Furthermore, the proposal applies only to products shipped overseas. Managers of networks in the United States can obtain greater than 40-bit encryption without key escrow, and are just as subject to search warrants in the future as they are today.
But even those who praise the doorbell plan are wary of the government's intentions. "Network wiretapping probably happens infrequently, but the government anticipates it will need to do it more in the future", said Jim Bidzos, president of RSA Data Security Inc., a manufacturer of cryptography software in San Mateo, Calif., that is not a member of the doorbell coalition.
Even if it doesn't foreshadow a police state in which investigators are beating down the doors of network managers, the doorbell plan is not without limitations. For example, it does not accommodate data that gets encrypted by end users or the network applications they use. Rather, data would have to be encrypted only in the network device in order for the plan to work.
"The only way an organization can really implement the private-doorbell concept is to prevent end users from using their own encryption prior to the traffic going to the router", said Patricia E. Gibbons, acting chief communications technician for the city of San Jose. However unlikely, such a requirement would turn companies and Internet service providers into data-recovery agents more than they should be, she adds.

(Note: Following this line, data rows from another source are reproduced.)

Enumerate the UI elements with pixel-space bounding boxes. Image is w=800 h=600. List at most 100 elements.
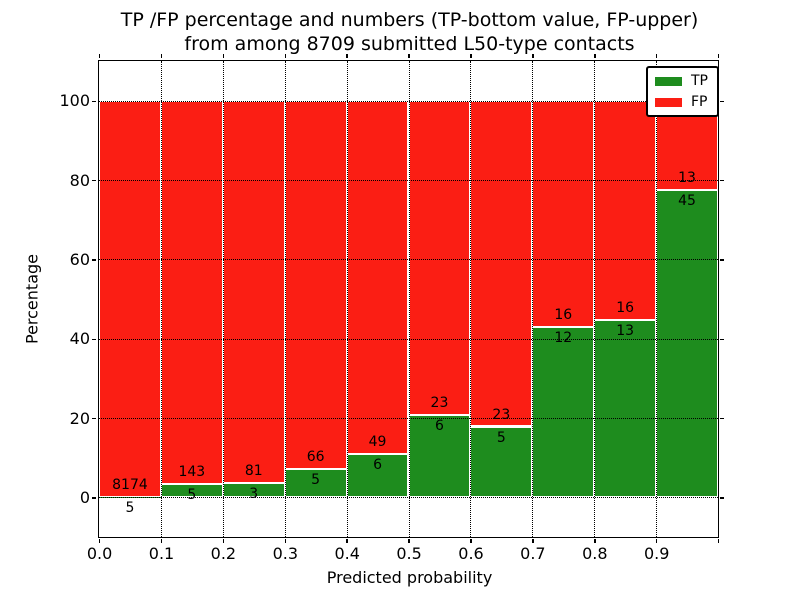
y-tick-mark [720,338,725,341]
x-tick-mark [160,539,163,544]
fp-bar-segment [532,100,595,328]
fp-count-label: 143 [178,463,206,480]
tp-count-label: 5 [496,429,506,446]
tp-bar-segment [408,415,471,498]
x-tick-label: 0.2 [210,544,237,563]
fp-count-label: 16 [554,307,573,324]
vertical-gridline [160,61,162,537]
vertical-gridline [408,61,410,537]
fp-bar-segment [284,100,347,470]
x-tick-mark [222,539,225,544]
x-tick-mark [532,539,534,544]
y-tick-mark [92,100,97,103]
tp-count-label: 12 [554,330,573,347]
fp-bar-segment [408,100,471,416]
vertical-gridline [346,61,348,537]
tp-bar-segment [222,483,285,498]
fp-legend-swatch [655,97,682,107]
tp-legend-swatch [655,76,682,86]
x-tick-mark [98,54,101,59]
fp-bar-segment [99,100,161,498]
x-tick-label: 0.7 [520,544,546,563]
x-tick-mark [594,54,596,59]
vertical-gridline [222,61,224,537]
y-tick-mark [92,497,97,499]
x-tick-mark [717,54,720,59]
fp-bar-segment [594,100,657,320]
x-tick-label: 0.4 [334,544,360,563]
chart-title-line2: from among 8709 submitted L50-type conta… [184,33,635,55]
fp-count-label: 66 [306,449,325,466]
fp-bar-segment [346,100,409,455]
tp-bar-segment [160,483,223,498]
y-tick-label: 20 [69,408,90,428]
y-tick-mark [720,179,725,182]
legend-row: TP [655,73,708,89]
x-tick-label: 0.9 [643,544,670,563]
y-tick-mark [720,259,725,261]
x-tick-label: 0.5 [396,544,422,563]
fp-count-label: 8174 [112,477,148,494]
x-tick-mark [222,54,225,59]
x-tick-mark [655,54,658,59]
x-tick-mark [470,539,472,544]
x-tick-label: 0.3 [272,544,299,563]
legend: TP FP [646,66,719,117]
y-tick-mark [720,100,725,103]
x-tick-mark [284,539,287,544]
plot-area: 8174 5 143 5 81 3 66 5 49 6 23 6 23 5 16 12 16 13 13 45 [98,60,719,538]
x-tick-mark [408,54,410,59]
tp-bar-segment [656,189,718,498]
tp-bar-segment [470,426,533,498]
x-tick-label: 0.8 [582,544,608,563]
fp-count-label: 23 [492,406,511,423]
tp-count-label: 3 [249,486,259,503]
tp-bar-segment [284,469,347,498]
tp-count-label: 6 [434,418,444,435]
x-tick-label: 0.0 [86,544,113,563]
y-tick-label: 100 [59,91,90,111]
tp-count-label: 5 [125,500,135,517]
y-tick-mark [92,417,97,420]
x-tick-mark [408,539,410,544]
chart-title: TP /FP percentage and numbers (TP-bottom… [98,8,721,56]
fp-count-label: 13 [678,169,696,186]
tp-count-label: 45 [678,192,696,209]
tp-bar-segment [346,454,409,498]
y-tick-label: 0 [79,487,90,507]
x-tick-label: 0.1 [148,544,175,563]
y-tick-mark [92,338,97,341]
x-tick-mark [160,54,163,59]
vertical-gridline [284,61,286,537]
x-axis-label: Predicted probability [326,568,493,587]
fp-bar-segment [470,100,533,427]
x-tick-mark [470,54,472,59]
vertical-gridline [656,61,658,537]
x-tick-mark [346,54,348,59]
tp-count-label: 6 [373,457,382,474]
legend-label: TP [691,73,708,89]
x-tick-mark [284,54,287,59]
tp-count-label: 5 [187,486,197,503]
y-tick-label: 40 [69,329,90,349]
x-tick-mark [98,539,101,544]
y-tick-mark [720,417,725,420]
fp-bar-segment [160,100,223,484]
y-tick-label: 60 [69,249,90,269]
vertical-gridline [532,61,534,537]
fp-bar-segment [222,100,285,484]
x-tick-mark [346,539,348,544]
x-tick-label: 0.6 [458,544,484,563]
vertical-gridline [470,61,472,537]
fp-count-label: 49 [368,434,387,451]
y-tick-mark [92,179,97,182]
x-tick-mark [594,539,596,544]
chart-title-line1: TP /FP percentage and numbers (TP-bottom… [120,9,699,31]
legend-label: FP [691,94,708,110]
tp-count-label: 5 [311,472,321,489]
y-tick-mark [92,259,97,261]
x-tick-mark [655,539,658,544]
fp-count-label: 81 [244,463,263,480]
x-tick-mark [717,539,720,544]
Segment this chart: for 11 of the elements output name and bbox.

"It looks to me like any organization that actually provides Internet access to an employee or subscriber becomes the traffic cop that hands out decrypts to anyone who looks appropriate", Gibbons said.
Government meddling and conspiracy theories aside, the proposal still leaves some users uneasy about the potential impact on the overall security of their networks. "I'm less worried about legal intrusion into the network than about someone improperly abusing that authority", said AFC Enterprises' Clapes. "Encryption or not, a court order will grant a government agency access to data. But if someone else who has the right tools can access the network on a whim, the security seems like wasted money."
Added RSA's Bidzos, "If it can be turned off by the government, then can it be turned off by someone else?"